Covid-19 shows how no country can address long-term problems alone: Zaqy Mohamad

Mr Zaqy said that protectionist and unilateral actions are ultimately short-term solutions. PHOTO: ST FILE

SINGAPORE - Covid-19 has laid bare the fact that the world today is increasingly connected, and that no country can address long-term problems on its own, said Senior Minister of State for Defence Zaqy Mohamad on Monday (Jan 18).

Despite the increasing pushback against multilateralism, there is a need for countries to avoid focusing on just their domestic challenges, and to instead work together so that they can effectively tackle common threats, added Mr Zaqy.

Using the current pandemic to illustrate his point, he said: "The global community will not fully recover from this pandemic without coordinated responses to curb its spread, keep critical supply chains open and rebuild economies.

"Protectionist and unilateral actions are, ultimately, short-term solutions that would not be able to address long-term problems."

He was giving the keynote address at a forum organised by the International Institute for Strategic Studies (IISS).

The 9th IISS Fullerton Forum: The Shangri-La Dialogue Sherpa Meeting is being held over two days from Monday at the Fullerton Hotel.

In his speech, Mr Zaqy acknowledged that it is not surprising that many countries have turned inwards and focused on their domestic needs in the face of an unprecedented health crisis like Covid-19, noting that some had closed their borders and built up "protectionist barriers".

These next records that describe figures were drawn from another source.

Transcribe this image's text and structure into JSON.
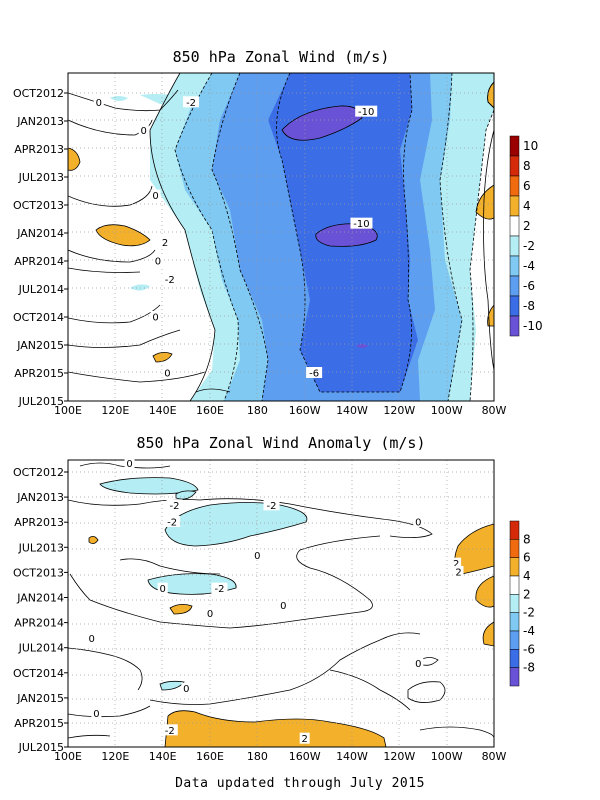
{
  "footer": "Data updated through July 2015",
  "chart_data": [
    {
      "type": "heatmap",
      "title": "850 hPa Zonal Wind (m/s)",
      "x_tick_labels": [
        "100E",
        "120E",
        "140E",
        "160E",
        "180",
        "160W",
        "140W",
        "120W",
        "100W",
        "80W"
      ],
      "y_tick_labels": [
        "OCT2012",
        "JAN2013",
        "APR2013",
        "JUL2013",
        "OCT2013",
        "JAN2014",
        "APR2014",
        "JUL2014",
        "OCT2014",
        "JAN2015",
        "APR2015",
        "JUL2015"
      ],
      "colorbar": {
        "levels": [
          "10",
          "8",
          "6",
          "4",
          "2",
          "-2",
          "-4",
          "-6",
          "-8",
          "-10"
        ],
        "colors": [
          "#9a0000",
          "#d42a0a",
          "#f06a10",
          "#f3b02b",
          "#ffffff",
          "#b4eef4",
          "#7fc9f2",
          "#5e9ef0",
          "#3b6ee6",
          "#6a52d6"
        ]
      },
      "contour_labels": [
        {
          "text": "0",
          "lon": 113,
          "time": "NOV2012"
        },
        {
          "text": "-2",
          "lon": 152,
          "time": "NOV2012"
        },
        {
          "text": "0",
          "lon": 132,
          "time": "FEB2013"
        },
        {
          "text": "-10",
          "lon": 226,
          "time": "DEC2012"
        },
        {
          "text": "0",
          "lon": 137,
          "time": "SEP2013"
        },
        {
          "text": "-10",
          "lon": 224,
          "time": "DEC2013"
        },
        {
          "text": "2",
          "lon": 141,
          "time": "FEB2014"
        },
        {
          "text": "0",
          "lon": 138,
          "time": "APR2014"
        },
        {
          "text": "-2",
          "lon": 143,
          "time": "JUN2014"
        },
        {
          "text": "0",
          "lon": 137,
          "time": "OCT2014"
        },
        {
          "text": "0",
          "lon": 142,
          "time": "APR2015"
        },
        {
          "text": "-6",
          "lon": 204,
          "time": "APR2015"
        }
      ]
    },
    {
      "type": "heatmap",
      "title": "850 hPa Zonal Wind Anomaly (m/s)",
      "x_tick_labels": [
        "100E",
        "120E",
        "140E",
        "160E",
        "180",
        "160W",
        "140W",
        "120W",
        "100W",
        "80W"
      ],
      "y_tick_labels": [
        "OCT2012",
        "JAN2013",
        "APR2013",
        "JUL2013",
        "OCT2013",
        "JAN2014",
        "APR2014",
        "JUL2014",
        "OCT2014",
        "JAN2015",
        "APR2015",
        "JUL2015"
      ],
      "colorbar": {
        "levels": [
          "8",
          "6",
          "4",
          "2",
          "-2",
          "-4",
          "-6",
          "-8"
        ],
        "colors": [
          "#d42a0a",
          "#f06a10",
          "#f3b02b",
          "#ffffff",
          "#b4eef4",
          "#7fc9f2",
          "#5e9ef0",
          "#3b6ee6",
          "#6a52d6"
        ]
      },
      "contour_labels": [
        {
          "text": "0",
          "lon": 126,
          "time": "SEP2012"
        },
        {
          "text": "-2",
          "lon": 145,
          "time": "FEB2013"
        },
        {
          "text": "-2",
          "lon": 186,
          "time": "FEB2013"
        },
        {
          "text": "-2",
          "lon": 144,
          "time": "APR2013"
        },
        {
          "text": "0",
          "lon": 248,
          "time": "APR2013"
        },
        {
          "text": "0",
          "lon": 180,
          "time": "AUG2013"
        },
        {
          "text": "2",
          "lon": 264,
          "time": "SEP2013"
        },
        {
          "text": "0",
          "lon": 140,
          "time": "DEC2013"
        },
        {
          "text": "-2",
          "lon": 164,
          "time": "DEC2013"
        },
        {
          "text": "0",
          "lon": 191,
          "time": "FEB2014"
        },
        {
          "text": "2",
          "lon": 265,
          "time": "OCT2013"
        },
        {
          "text": "0",
          "lon": 160,
          "time": "MAR2014"
        },
        {
          "text": "0",
          "lon": 110,
          "time": "JUN2014"
        },
        {
          "text": "0",
          "lon": 248,
          "time": "SEP2014"
        },
        {
          "text": "0",
          "lon": 150,
          "time": "DEC2014"
        },
        {
          "text": "0",
          "lon": 112,
          "time": "MAR2015"
        },
        {
          "text": "-2",
          "lon": 143,
          "time": "MAY2015"
        },
        {
          "text": "2",
          "lon": 200,
          "time": "JUN2015"
        }
      ]
    }
  ]
}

He also pointed out that even before the pandemic, there was already increasing pushback against multilateralism.

"In many societies, a growing number of people saw the multilateral system as the key driver behind the erosion of national sovereignty, economic dislocation and widening income gap. Others viewed the system and its accompanying institutions and rules as rigid, archaic and restrictive," he added.

However, the Covid-19 outbreak has demonstrated the importance of cooperation between countries.

Mr Zaqy sketched out three ways in which multilateralism has helped stave off the worst possible effects of the coronavirus.

The first is in the area of technology and science. Mr Zaqy noted that countries have leveraged technology to interact and share best practices, ranging from operational experiences to technical and medical aspects of dealing with the virus.

The second is in testing. The sharing of genetic data of Covid-19 has allowed for the fast development of diagnostic tests, said Mr Zaqy, adding that this was crucial in the early stage of the pandemic when countries were ramping up their domestic testing capabilities to detect positive cases.

And third is in the development and distribution of vaccines.

Mr Zaqy held up the multilateral Covax facility initiative, which is meant to ensure equitable vaccine access worldwide and aims to obtain and fairly distribute two billion doses of Covid-19 vaccines by the end of this year.

Amid the pandemic, issues that threaten the security of countries, such as the danger of cyber attacks and terrorism, still present a challenge for countries, said Mr Zaqy.

To address these security threats, he suggested countries find ways to exchange best practices in areas of common interests and make arrangements to interact, train and cooperate together to foster trust and operational effectiveness.

He noted that even with the challenges of Covid-19, navies from 10 countries were able to safely conduct the last iteration of the Rim of Pacific (RIMPAC) exercise. Hosted by the United States, the biennial exercise, held in Hawaii in August last year, is the world's largest international maritime exercise.

Mr Zaqy urged countries to support efforts to strengthen the international order and enhance practical cooperation, which he said is especially important to address emerging areas like artificial intelligence.

By working together beyond national borders, governments and defence establishments can benefit their people and protect them against security threats, said Mr Zaqy.

He added: "We should continue to guard against tendencies to focus on domestic challenges to the detriment of more coordinated global responses, which remain vital to effectively tackle common security threats."

The annual IISS Fullerton Forum, which is attended by delegates from around the world, is a platform for sharing views ahead of the annual Shangri-La Dialogue, which will be held later this year.

The forum this year is being held in a hybrid format, with delegates attending here as well as virtually.